ASA 124th Meeting New Orleans 1992 October

5pSP7. Speaker adaptation for segment-based isolated-word recognition.

Yasushi Yamazaki

Toru Sanada

Shinta Kimura

Speech Recognition Sec., Advanced Systems Res. Div., Fujitsu Labs. Ltd., 1015, Kamikodanaka, Nakahara-ku, Kawasaki 211, Japan

Our speaker-dependent recognition method (SD) requires 184 training words. To reduce this number, three types of speaker adaptation were studied. Using smaller training words, they adapt segment spectrum templates to a new speaker. The first, SA1, learns a transfer function for converting templates for an existing speaker to those for a new speaker.
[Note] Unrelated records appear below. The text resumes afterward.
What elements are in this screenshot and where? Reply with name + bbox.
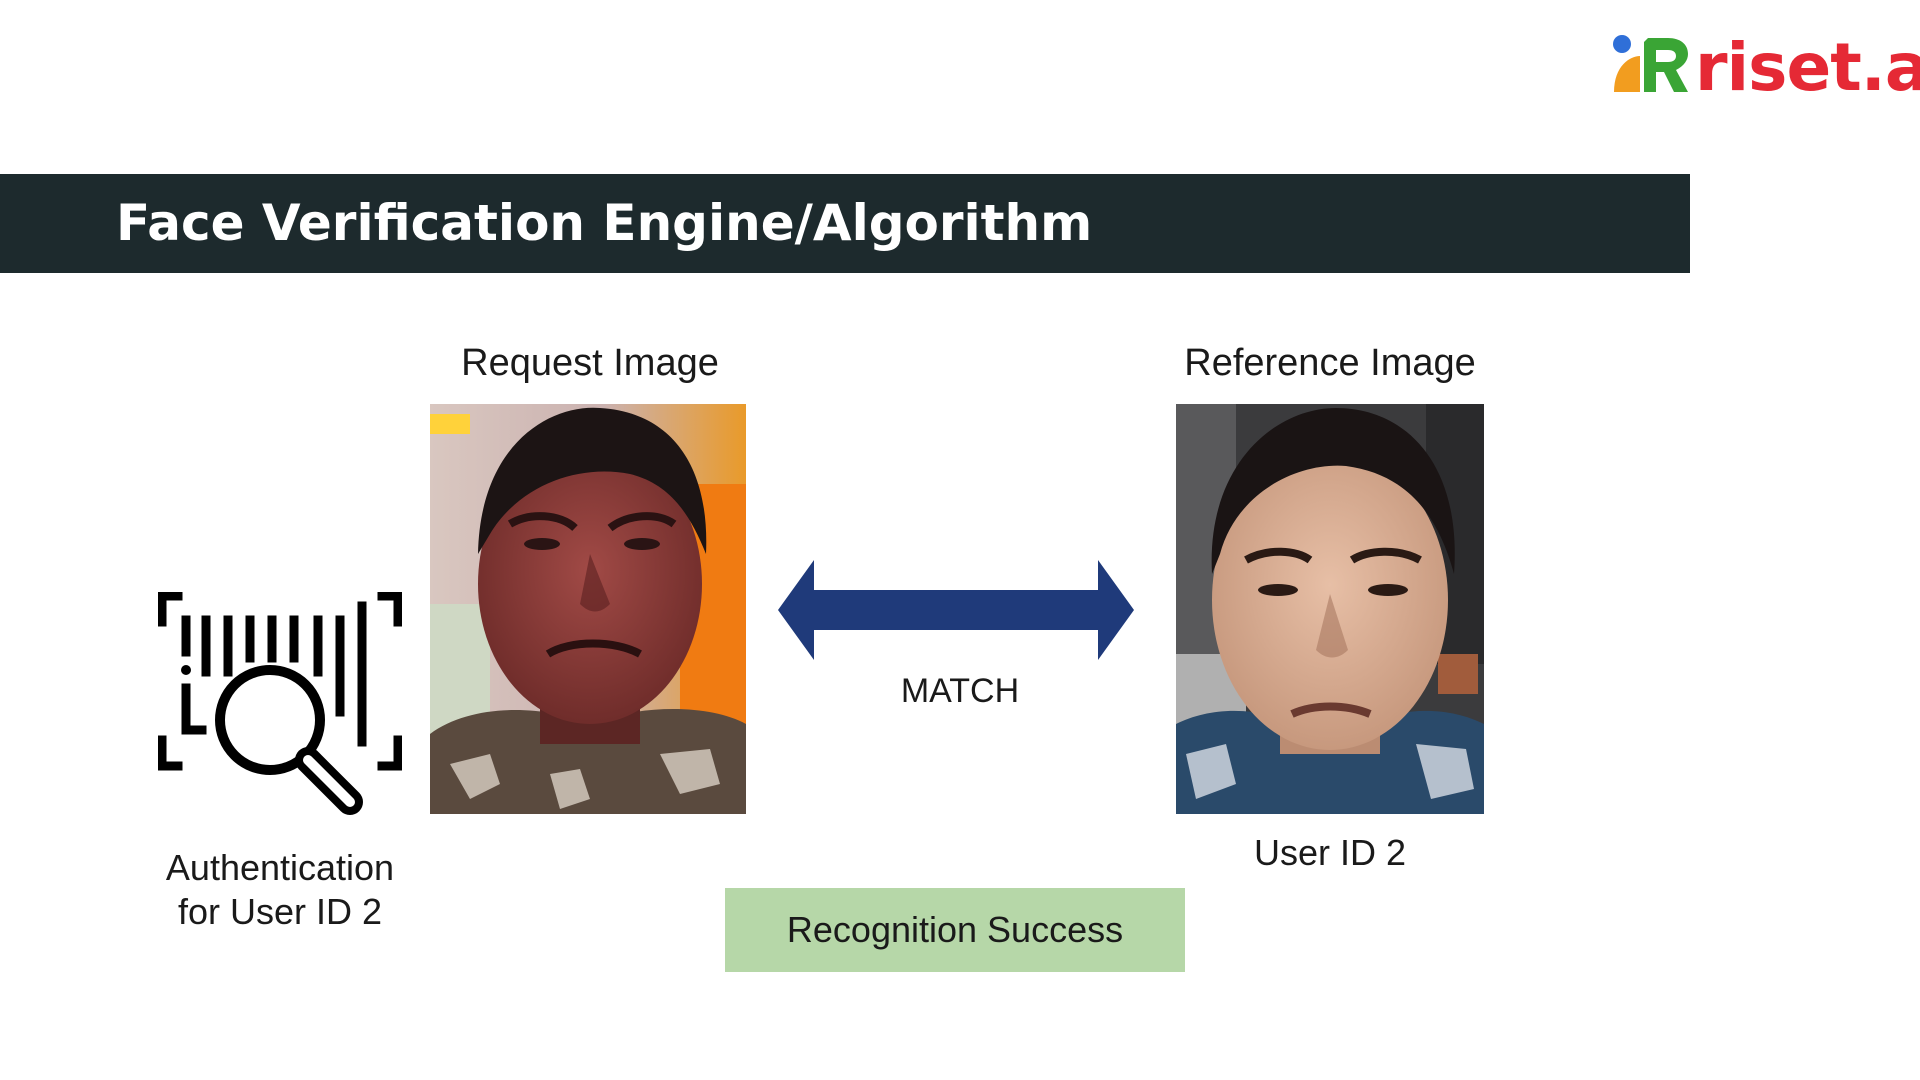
slide-title: Face Verification Engine/Algorithm xyxy=(116,194,1093,252)
recognition-success-badge: Recognition Success xyxy=(725,888,1185,972)
auth-line-2: for User ID 2 xyxy=(177,891,383,932)
authentication-caption: Authentication for User ID 2 xyxy=(140,846,420,934)
user-id-label: User ID 2 xyxy=(1253,832,1407,873)
request-image-caption: Request Image xyxy=(461,342,719,384)
reference-image xyxy=(1176,404,1484,814)
logo-mark-icon xyxy=(1613,35,1688,92)
auth-line-1: Authentication xyxy=(165,847,395,888)
recognition-success-label: Recognition Success xyxy=(786,909,1124,950)
reference-image-caption: Reference Image xyxy=(1184,342,1476,384)
slide: riset.ai Face Verification Engine/Algori… xyxy=(0,0,1920,1080)
title-banner: Face Verification Engine/Algorithm xyxy=(0,174,1690,273)
request-image xyxy=(430,404,746,814)
logo-text: riset.ai xyxy=(1695,29,1920,106)
match-label: MATCH xyxy=(900,672,1020,710)
double-arrow-icon xyxy=(778,560,1134,660)
riset-ai-logo: riset.ai xyxy=(1610,28,1920,108)
barcode-scan-icon xyxy=(158,592,402,815)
The second, SA2, is based on the idea that the system uses templates for multiple speakers whose voices resemble to that of the new speaker. The third, SA3, adds templates extracted from training words to speaker-independent templates for many speakers. For reference, a speaker-independent method (SI) and a method using other speaker's templates (SO) were evaluated. All the methods were tested using a hard-to-recognize 100-word vocabulary by five speakers. The average recognition rates of SD, SI, and SO are 95.6%, 92.8%, and 85.3%. Those of SA1, SA2, and SA3 with 18 training words are 88.6%, 91.6%, and 93.8%. The performance of speaker adaptation from other speakers' templates, such as SA1 and SA2, is worse than that of SI, and the adaptation from speaker-independent templates (SA3) is promising. In an evaluation using some ordinary 100-word vocabularies, the average recognition rates of SD and SA3 are 98.4% and 98.0%.